$ _POST數組空PHP更新失敗

Question

我想構建由2頁組成的小網站的管理端：index.php和更新php。在index.php我運行查詢，即填充HTML表單與數據庫中的數據，這工作正常。 後來我通過$ _ POST發送數據到update.php頁面，在這裏我試圖讓這些值到變量，然後進行更新查詢。哪個失敗。我懷疑$ _POST數組有問題 - 有些值是亂碼或空的，但我不明白爲什麼。 這裏是index.php文件的代碼：

<?php 
if (!isset($page_id)) { 

echo " <p>Please select page to be edited:</p>"; 

$query = mysql_query("SELECT page_id, title FROM pages"); 

$res = mysql_fetch_array($query); 

do { 

printf("<p><a href='index.php?page_id=%s'>%s</a></p>", $res['page_id'], $res['title']); 
} while ($res = mysql_fetch_array($query)); 
} else { $query = mysql_query("SELECT * FROM pages WHERE page_id = '$page_id'"); 
$res = mysql_fetch_array($query); 



require_once 'parts/form.php';} 
?> 

這是update.php代碼：

<?php 
//Here I try to get POST values and assign them to variables for update 
//Ths is validation that those values are not empty, 
require_once 'parts/guard.php'; 

if (isset($_POST['page_id'])) { 
$page_id = $_POST['page_id']; 
} 

if (isset($_POST['title'])) { 
$title = $_POST['title']; 
} 

if ($title == '') { 
unset($title); 
} 


if (isset($_POST['description'])) { 
$description = $_POST['description']; 
} 

if ($description == '') { 
unset($description); 
} 


if (isset($_POST['keywords'])) { 
$keywords = $_POST['keywords']; 
} 

if ($keywords == '') { 
unset($keywords); 
} 


if (isset($_POST['text'])) { 
$text = $_POST['text']; 
} 

if ($text == '') { 
unset($text); 
} 

//variables are set 

require_once 'parts/meta.php'; 
?> 
<?php 
//Here is all the values exist, the query is executed. 
//Obviousely this query works in phpmyadmin, but not here - some fields come empty or   messed  up???? 
if (isset($title) && isset($keywords) && isset($description) && isset($text) && isset($page_id)) { 


          $query = mysql_query("UPDATE pages SET title = '$title', description = '$description', keywords = '$keywords', text = '$text' WHERE page_id = '$page_id' "); 




          if ($query == TRUE) { 

           echo "<p>Page Updated</p>"; 
           echo "<p><a href = 'http://localhost:8888/travel.ru/admin/index.php'> 
     Edit Another Page</a></p>"; 
          } else { 
           echo "<p>Page Is Not Updataed</p>"; 
          } 
         } else { 

          echo "<p>You Left Some Fields Empty.
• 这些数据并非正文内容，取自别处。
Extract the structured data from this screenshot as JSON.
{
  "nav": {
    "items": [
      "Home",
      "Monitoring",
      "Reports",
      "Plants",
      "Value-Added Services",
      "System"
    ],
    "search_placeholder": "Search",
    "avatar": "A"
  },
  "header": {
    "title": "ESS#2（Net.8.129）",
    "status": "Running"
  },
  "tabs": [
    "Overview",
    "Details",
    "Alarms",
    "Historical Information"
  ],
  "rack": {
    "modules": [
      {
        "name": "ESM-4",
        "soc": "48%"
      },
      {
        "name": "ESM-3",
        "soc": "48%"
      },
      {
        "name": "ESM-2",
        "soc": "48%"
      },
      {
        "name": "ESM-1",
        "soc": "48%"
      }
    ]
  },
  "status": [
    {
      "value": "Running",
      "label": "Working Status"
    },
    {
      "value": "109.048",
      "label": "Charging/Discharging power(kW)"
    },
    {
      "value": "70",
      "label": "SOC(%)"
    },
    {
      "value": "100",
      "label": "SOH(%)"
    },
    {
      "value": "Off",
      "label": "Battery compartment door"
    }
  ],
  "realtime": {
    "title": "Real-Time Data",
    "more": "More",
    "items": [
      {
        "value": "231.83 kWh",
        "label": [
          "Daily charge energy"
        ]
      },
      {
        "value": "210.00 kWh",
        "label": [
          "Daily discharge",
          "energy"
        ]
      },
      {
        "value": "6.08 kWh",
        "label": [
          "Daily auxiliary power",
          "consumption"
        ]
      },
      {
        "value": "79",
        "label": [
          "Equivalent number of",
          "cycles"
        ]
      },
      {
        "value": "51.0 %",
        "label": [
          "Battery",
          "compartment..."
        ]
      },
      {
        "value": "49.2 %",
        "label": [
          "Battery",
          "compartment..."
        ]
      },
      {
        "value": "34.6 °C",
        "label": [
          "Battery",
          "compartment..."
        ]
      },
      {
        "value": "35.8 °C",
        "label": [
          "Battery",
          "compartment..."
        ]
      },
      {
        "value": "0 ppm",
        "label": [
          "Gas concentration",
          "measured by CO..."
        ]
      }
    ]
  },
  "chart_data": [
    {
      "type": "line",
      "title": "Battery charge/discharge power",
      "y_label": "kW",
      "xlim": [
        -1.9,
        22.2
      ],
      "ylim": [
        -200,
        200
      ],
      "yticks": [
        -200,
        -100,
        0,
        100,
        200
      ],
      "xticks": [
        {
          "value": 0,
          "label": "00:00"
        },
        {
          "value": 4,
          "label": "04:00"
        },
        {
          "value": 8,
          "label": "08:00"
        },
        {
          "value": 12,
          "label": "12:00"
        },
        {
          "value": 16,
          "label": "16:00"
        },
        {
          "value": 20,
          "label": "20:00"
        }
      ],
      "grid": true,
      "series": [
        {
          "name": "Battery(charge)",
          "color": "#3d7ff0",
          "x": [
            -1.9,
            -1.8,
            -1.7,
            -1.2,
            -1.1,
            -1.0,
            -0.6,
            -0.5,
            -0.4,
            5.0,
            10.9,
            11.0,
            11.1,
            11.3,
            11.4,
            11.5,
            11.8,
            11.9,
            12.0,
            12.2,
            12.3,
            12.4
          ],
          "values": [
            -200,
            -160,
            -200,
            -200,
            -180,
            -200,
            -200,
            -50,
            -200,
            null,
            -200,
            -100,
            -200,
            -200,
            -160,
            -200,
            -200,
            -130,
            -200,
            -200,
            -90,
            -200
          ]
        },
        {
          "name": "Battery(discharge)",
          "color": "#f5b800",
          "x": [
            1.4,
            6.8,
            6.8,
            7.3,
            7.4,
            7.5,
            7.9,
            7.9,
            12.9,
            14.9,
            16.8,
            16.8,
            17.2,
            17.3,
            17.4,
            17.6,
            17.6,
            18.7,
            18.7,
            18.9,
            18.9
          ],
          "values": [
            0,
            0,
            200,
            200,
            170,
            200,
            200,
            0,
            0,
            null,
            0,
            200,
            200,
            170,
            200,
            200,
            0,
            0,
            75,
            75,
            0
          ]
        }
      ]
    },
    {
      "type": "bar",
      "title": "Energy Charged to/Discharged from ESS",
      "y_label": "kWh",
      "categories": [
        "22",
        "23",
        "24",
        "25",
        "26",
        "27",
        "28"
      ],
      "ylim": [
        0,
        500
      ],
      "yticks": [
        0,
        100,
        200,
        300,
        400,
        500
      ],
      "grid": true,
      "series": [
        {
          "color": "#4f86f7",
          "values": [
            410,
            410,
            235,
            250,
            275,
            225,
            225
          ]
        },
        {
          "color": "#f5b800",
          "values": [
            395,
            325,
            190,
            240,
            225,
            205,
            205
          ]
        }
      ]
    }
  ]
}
Page Will Not Be Updated.</p>"; 
         } 
         ?> 

這是我使用的形式：

<form name="update" action = "update.php" method= "post"> 

<p> Page Name<br> 
    <input value = "<?php echo $res['title']; ?>" type = "text" name = "title"></p> 


<p> Page Description<br> 
    <input value = "<?php echo $res['description']; ?>" type = "text" name = "title"></p> 


<p> Page Keywords<br> 
    <input value = "<?php echo $res['keywords']; ?>" type = "text" name = "title"></p> 


<p> Page Content<br> 
    <textarea type = "text" name ="text" cols = "68" rows = "15"><?php echo $res['text']; ?> 
    </textarea></p> 

<input type = "hidden" name="page_id" value =$res[page_id]> 

<p><input type = "submit" name ="submit" value ="Save Changes" id="submit"</p> 


</form> 

任何幫助將最受讚賞，因爲我沒有線索爲什麼我有這個問題？

Answer 1

大多數表單字段被命名爲title。因此，你實際上並沒有一個叫description或page_id或keywords場。

伴侶也提出了一個正確的觀點。

Answer 2

嘗試加入PHP的標籤，就可以輸入值

<input type = "hidden" name="page_id" value ="<?php echo $res['page_id']; ?>" /> 

如前所述Amadan，還要檢查名稱爲表單的所有控件。